Spirit_Warrior
Active Member
You've made this point a number of times. But a lot of this drop is about time rather than distance. I don't think you've entirely digested the point I made in the post you replied to.
I understand your point how a language can artificially be preserved over time and I understand Sanskrit, Hebrew and old Church Slavic are examples of this. However, you keep missing or ignoring my point about distance: We still find that it is generally true that over distance the cases are gradually lost. So Slavic has indeed been artificially preserved, but it still retains only 7 cases of PIE; Sanskrit has also been artificially preserved, but it retains all 8 cases of PIE. Hence, the distinguishing factor/variable here is not time, but distance.

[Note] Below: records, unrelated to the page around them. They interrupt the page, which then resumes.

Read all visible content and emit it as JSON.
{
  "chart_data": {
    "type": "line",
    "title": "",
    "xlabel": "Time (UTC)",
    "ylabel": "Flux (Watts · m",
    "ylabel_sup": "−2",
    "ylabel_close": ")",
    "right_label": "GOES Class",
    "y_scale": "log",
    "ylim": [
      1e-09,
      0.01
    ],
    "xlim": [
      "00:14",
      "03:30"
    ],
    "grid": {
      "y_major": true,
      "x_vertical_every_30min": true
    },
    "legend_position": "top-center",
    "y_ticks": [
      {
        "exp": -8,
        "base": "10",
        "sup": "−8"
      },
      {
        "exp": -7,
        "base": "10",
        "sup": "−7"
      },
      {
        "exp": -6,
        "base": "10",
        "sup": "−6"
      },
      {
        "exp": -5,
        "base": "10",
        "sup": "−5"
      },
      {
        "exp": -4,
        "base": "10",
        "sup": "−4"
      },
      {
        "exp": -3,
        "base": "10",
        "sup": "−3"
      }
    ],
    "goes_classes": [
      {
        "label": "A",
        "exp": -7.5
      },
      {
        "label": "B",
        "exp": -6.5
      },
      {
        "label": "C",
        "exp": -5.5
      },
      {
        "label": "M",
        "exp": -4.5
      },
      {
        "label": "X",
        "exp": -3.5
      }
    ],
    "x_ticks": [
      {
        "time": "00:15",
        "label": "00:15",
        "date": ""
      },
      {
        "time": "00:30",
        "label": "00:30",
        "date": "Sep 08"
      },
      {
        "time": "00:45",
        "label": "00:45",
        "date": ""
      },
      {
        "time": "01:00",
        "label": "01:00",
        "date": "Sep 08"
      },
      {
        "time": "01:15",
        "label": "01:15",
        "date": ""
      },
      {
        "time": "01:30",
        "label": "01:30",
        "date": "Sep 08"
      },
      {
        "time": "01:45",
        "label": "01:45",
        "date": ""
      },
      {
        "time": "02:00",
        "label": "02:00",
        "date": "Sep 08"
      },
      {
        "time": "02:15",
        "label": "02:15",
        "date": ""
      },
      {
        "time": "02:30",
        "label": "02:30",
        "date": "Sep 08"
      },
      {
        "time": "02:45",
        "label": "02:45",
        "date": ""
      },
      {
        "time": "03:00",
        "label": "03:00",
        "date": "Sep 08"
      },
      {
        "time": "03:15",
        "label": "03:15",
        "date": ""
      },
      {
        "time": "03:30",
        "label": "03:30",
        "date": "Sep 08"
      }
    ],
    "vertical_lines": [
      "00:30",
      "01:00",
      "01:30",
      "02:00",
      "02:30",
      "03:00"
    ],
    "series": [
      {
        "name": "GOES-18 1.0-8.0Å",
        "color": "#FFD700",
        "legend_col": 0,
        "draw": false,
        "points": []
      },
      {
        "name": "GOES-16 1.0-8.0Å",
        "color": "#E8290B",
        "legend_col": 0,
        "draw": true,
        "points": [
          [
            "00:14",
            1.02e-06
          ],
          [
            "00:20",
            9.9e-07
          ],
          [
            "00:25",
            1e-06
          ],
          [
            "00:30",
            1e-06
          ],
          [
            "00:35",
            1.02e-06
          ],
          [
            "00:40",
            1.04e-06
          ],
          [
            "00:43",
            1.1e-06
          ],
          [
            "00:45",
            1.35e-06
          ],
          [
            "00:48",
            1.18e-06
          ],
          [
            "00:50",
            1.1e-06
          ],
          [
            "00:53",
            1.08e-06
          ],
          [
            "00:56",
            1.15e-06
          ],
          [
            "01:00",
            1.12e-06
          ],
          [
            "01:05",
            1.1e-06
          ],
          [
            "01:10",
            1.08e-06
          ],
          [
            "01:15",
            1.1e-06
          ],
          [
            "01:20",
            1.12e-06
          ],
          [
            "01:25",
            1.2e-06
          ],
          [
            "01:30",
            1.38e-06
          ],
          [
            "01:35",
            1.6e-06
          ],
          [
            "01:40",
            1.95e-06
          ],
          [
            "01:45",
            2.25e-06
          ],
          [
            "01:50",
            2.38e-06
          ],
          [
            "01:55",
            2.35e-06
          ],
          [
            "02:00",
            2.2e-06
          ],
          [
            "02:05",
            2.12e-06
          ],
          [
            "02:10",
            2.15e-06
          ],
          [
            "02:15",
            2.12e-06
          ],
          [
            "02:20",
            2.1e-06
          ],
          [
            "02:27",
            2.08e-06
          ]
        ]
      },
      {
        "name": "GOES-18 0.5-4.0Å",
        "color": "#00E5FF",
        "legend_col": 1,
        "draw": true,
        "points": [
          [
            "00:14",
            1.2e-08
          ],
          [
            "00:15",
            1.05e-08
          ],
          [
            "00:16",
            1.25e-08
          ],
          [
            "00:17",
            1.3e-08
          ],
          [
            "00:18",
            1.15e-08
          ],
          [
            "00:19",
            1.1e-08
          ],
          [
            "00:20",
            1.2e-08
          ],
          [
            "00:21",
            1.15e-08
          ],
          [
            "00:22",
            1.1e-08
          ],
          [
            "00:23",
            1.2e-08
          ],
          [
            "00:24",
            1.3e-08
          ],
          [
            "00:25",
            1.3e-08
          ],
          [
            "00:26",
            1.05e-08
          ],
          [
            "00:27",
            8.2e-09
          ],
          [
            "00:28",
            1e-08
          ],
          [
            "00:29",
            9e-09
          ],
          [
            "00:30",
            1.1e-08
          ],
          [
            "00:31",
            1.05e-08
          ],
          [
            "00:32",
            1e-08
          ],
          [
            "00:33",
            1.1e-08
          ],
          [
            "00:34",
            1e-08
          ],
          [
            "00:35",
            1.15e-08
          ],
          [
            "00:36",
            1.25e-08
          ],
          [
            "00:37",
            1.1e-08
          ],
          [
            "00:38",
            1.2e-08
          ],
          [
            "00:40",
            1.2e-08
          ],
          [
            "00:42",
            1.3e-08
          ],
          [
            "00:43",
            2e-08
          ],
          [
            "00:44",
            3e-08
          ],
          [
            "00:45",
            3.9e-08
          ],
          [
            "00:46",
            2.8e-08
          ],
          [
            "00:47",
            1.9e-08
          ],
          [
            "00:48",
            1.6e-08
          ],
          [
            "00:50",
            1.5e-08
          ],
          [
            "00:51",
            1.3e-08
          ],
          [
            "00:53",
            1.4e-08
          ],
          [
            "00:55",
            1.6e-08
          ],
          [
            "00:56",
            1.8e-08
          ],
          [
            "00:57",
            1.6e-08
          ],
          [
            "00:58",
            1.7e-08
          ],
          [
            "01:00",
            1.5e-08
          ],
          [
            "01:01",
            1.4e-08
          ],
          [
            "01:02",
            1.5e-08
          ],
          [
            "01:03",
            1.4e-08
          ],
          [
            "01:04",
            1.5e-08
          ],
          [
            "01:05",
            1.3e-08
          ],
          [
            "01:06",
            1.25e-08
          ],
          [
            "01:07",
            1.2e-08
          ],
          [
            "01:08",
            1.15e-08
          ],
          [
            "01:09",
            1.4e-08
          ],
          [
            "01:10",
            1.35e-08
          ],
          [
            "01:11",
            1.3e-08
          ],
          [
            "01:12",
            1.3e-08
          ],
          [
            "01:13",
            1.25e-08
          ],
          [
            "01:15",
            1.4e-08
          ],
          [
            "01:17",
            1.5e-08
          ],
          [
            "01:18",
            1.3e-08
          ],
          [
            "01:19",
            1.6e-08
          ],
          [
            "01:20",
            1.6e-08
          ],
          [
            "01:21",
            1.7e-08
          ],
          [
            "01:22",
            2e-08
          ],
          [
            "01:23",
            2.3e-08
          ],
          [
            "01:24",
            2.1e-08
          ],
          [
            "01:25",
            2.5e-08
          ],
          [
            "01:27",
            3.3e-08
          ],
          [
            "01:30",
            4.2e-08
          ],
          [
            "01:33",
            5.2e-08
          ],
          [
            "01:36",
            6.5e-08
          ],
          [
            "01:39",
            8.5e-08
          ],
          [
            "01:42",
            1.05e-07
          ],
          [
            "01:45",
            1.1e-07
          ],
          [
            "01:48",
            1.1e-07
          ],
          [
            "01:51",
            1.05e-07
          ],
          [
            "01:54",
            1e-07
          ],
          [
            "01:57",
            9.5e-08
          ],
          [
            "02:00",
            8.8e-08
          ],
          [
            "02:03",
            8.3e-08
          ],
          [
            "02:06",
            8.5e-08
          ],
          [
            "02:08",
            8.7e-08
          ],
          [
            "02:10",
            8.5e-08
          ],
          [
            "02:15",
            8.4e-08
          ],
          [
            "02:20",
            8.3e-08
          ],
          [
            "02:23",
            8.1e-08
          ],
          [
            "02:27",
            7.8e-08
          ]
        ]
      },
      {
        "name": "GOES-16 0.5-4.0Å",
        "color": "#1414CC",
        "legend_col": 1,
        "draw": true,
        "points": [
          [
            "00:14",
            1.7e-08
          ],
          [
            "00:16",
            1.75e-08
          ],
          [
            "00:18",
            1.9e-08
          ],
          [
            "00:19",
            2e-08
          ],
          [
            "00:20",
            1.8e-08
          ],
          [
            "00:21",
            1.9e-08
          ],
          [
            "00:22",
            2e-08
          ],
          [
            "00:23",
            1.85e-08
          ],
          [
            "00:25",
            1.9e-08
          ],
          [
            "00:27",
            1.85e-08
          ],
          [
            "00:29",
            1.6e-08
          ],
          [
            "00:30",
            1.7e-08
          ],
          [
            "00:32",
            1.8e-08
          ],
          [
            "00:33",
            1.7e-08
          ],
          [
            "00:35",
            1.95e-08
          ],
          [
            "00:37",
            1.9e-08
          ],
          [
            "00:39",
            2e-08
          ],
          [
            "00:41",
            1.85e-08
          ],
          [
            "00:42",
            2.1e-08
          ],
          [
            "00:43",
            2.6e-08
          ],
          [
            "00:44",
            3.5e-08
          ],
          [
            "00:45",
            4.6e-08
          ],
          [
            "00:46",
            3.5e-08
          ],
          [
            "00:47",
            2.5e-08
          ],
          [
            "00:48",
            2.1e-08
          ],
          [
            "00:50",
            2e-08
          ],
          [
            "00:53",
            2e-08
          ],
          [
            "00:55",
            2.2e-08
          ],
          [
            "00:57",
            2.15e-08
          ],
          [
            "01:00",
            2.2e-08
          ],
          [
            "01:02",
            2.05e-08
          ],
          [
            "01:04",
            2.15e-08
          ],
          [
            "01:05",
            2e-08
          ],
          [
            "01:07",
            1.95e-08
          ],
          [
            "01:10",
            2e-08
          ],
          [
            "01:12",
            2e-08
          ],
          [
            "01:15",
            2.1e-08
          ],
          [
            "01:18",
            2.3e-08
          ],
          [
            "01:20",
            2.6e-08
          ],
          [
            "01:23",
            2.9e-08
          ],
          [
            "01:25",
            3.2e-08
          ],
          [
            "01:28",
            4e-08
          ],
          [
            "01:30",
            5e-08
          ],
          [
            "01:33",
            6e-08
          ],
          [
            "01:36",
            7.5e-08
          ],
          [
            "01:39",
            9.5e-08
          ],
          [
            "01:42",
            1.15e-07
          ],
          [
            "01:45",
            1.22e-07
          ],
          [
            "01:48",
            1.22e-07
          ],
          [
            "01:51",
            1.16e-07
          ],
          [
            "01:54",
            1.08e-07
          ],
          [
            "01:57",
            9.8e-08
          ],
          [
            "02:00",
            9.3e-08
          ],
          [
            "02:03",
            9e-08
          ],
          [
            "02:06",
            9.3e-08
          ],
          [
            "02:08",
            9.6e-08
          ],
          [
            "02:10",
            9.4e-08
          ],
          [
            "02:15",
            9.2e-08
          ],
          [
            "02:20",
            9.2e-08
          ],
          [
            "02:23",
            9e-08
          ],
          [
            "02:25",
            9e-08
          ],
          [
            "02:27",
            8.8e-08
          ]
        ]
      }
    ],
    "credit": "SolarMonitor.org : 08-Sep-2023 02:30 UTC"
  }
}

I think you should at least admit that my observation is correct that moving from India to Europe, we find the languages go from most complex to least complex, starting with most complex in India and least complex in Germany.
How we interpret this fact is open to interpretation, but I think it is consistent with the IE tribes beginning from India and moving towards Europe. It also explains why most IE languages are found not in India but in Central Asia and Europe --- as India being the origin point would be the point where there are least number of IE languages and Europe being the end point would be the point where the highest number of languages would develop, because of multiplication over time.
I don't think the linguistic evidence at all precludes India as being the origin of PIE. I also want to understand why are you ignoring other forms of evidence, like the MtDNA evidence I cited earlier shows Europeans have ancestry in India or the discovery of the Saraswati river?